DALLAS — The United Methodist Church can continue its legal fight over whether or not SMU can split from the church, the Texas Supreme Court ruled Friday.
In the 8-1 opinion, to which one justice dissented in part, the Texas Supreme Court ruled that the United Methodist Church’s South Central Jurisdictional Conference “has statutory authority to pursue its claims regarding the validity of the 2019 amendments to SMU’s articles of incorporation,” but didn’t decide the merits of the case on either side. The case was sent back to the trial court for further proceedings. The UMC’s South Central Jurisdictional Conference runs the church’s congregations in eight states, including Texas, Oklahoma, Kansas, Arkansas, Louisiana, New Mexico, Missouri and Nebraska,
Friday’s decision was first reported by our content partners at the Texas Tribune.
The legal case began with a lawsuit filed in 2019 after SMU voted in November of that year to update its governing documents “to make clear that SMU is solely maintained and controlled by its board as the ultimate authority for the University.”
SMU’s vote on its governing documents came amid a split within the United Methodist Church over issues of the ordination of LGBTQ clergy and same-sex marriages within the church. The United Methodist Church voted in February 2019 to endorse the so-called “Traditional Plan,” which strengthened the church’s bans on ordaining LGBTQ clergy and hosting same-sex marriage.

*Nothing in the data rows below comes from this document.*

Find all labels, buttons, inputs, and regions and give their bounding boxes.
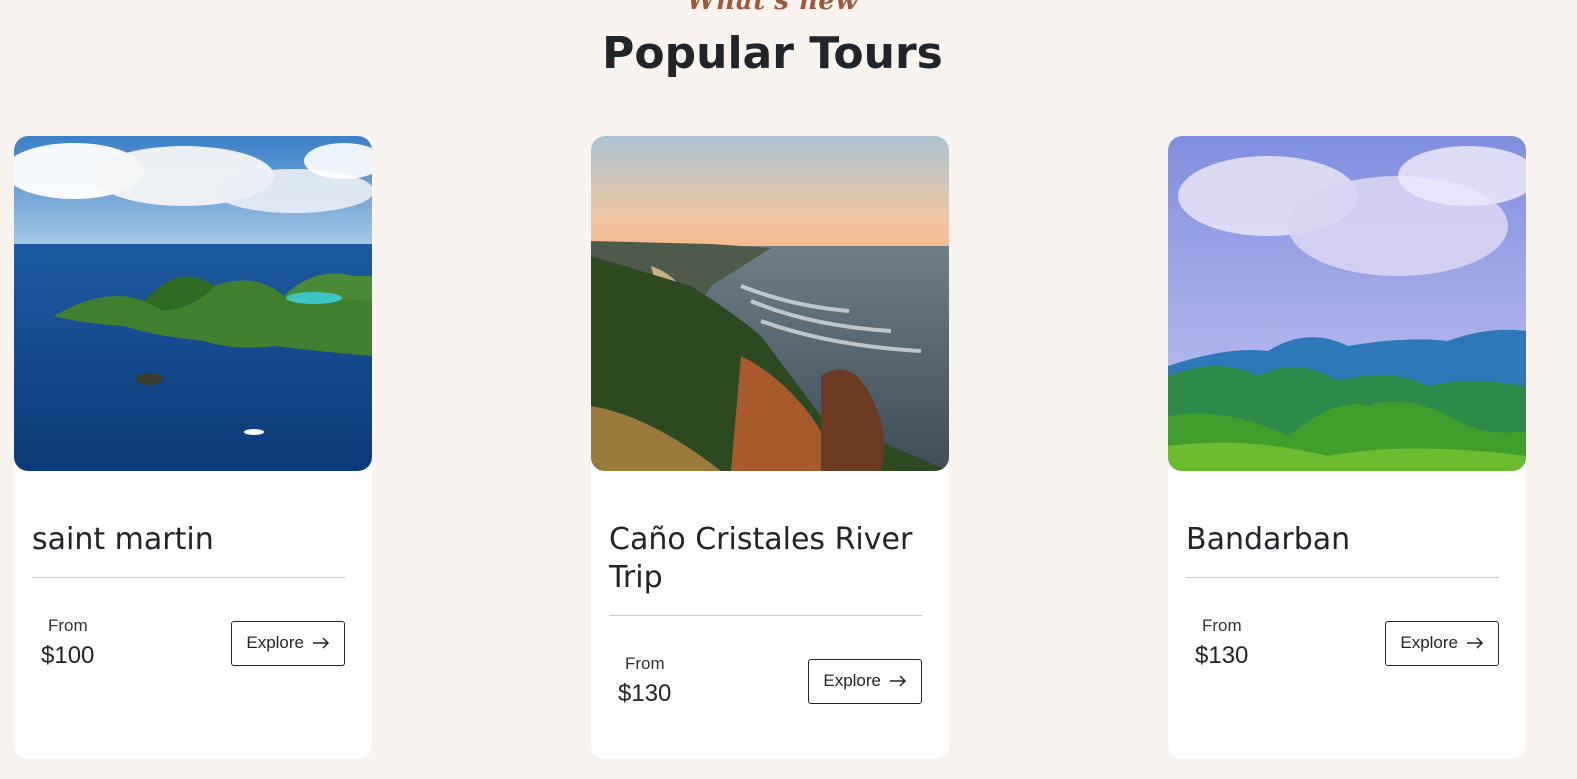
section-title: Popular Tours (602, 28, 943, 79)
from-label: From (48, 616, 88, 635)
tour-price: $100 (41, 642, 95, 669)
from-label: From (1202, 616, 1242, 635)
tour-price: $130 (1195, 642, 1249, 669)
explore-button[interactable]: Explore (1385, 620, 1499, 666)
explore-button[interactable]: Explore (808, 658, 922, 704)
popular-tours-section: What's new Popular Tours saint martin Fr… (0, 0, 1577, 779)
from-label: From (625, 654, 665, 673)
arrow-right-icon (1467, 637, 1484, 649)
tour-name: Caño Cristales River Trip (609, 521, 922, 616)
tour-price: $130 (618, 680, 672, 707)
arrow-right-icon (890, 675, 907, 687)
explore-label: Explore (1400, 633, 1458, 652)
tour-image-coastline[interactable] (591, 136, 949, 471)
tour-image-mountain[interactable] (1168, 136, 1526, 471)
tour-card: Bandarban From $130 Explore (1168, 136, 1526, 759)
arrow-right-icon (313, 637, 330, 649)
tour-card: saint martin From $100 Explore (14, 136, 372, 759)
section-eyebrow: What's new (686, 0, 859, 16)
explore-button[interactable]: Explore (231, 620, 345, 666)
tour-name: saint martin (32, 521, 345, 578)
explore-label: Explore (823, 671, 881, 690)
tour-name: Bandarban (1186, 521, 1499, 578)
tour-image-island[interactable] (14, 136, 372, 471)
explore-label: Explore (246, 633, 304, 652)
tour-card: Caño Cristales River Trip From $130 Expl… (591, 136, 949, 759)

The United Methodist Church’s South Central Jurisdictional Conference sued SMU over its governance changes, arguing it has jurisdiction over the university and that the university needed its approval to make the changes to its governing language.
The conference claimed in the lawsuit that it founded SMU in 1911 with an initial gift of 133 acres of land.
“This lawsuit has become necessary because of recent, unauthorized acts by representatives of SMU in violation of SCJC’s rights and interests,” the lawsuit read.
“Even as we value our historical relationship with the Church, SMU is distinct from the Church. Nothing changes in SMU’s day-to-day operations as a result of this action. In founding SMU, members of the Methodist Church and the citizens of Dallas created a University as a separate corporate entity governed by the SMU Board of Trustees,” SMU said in February 2019.
In 2021, a judge ruled in favor of SMU in the lawsuit and dismissed the conference’s lawsuit with prejudice.
The conference appealed that verdict, and the Texas Fifth Court of Appeals reversed that dismissal in July 2023, ruling that the conference had standing to challenge the school’s 2019 governing document changes. The case then made its way to the Texas Supreme Court.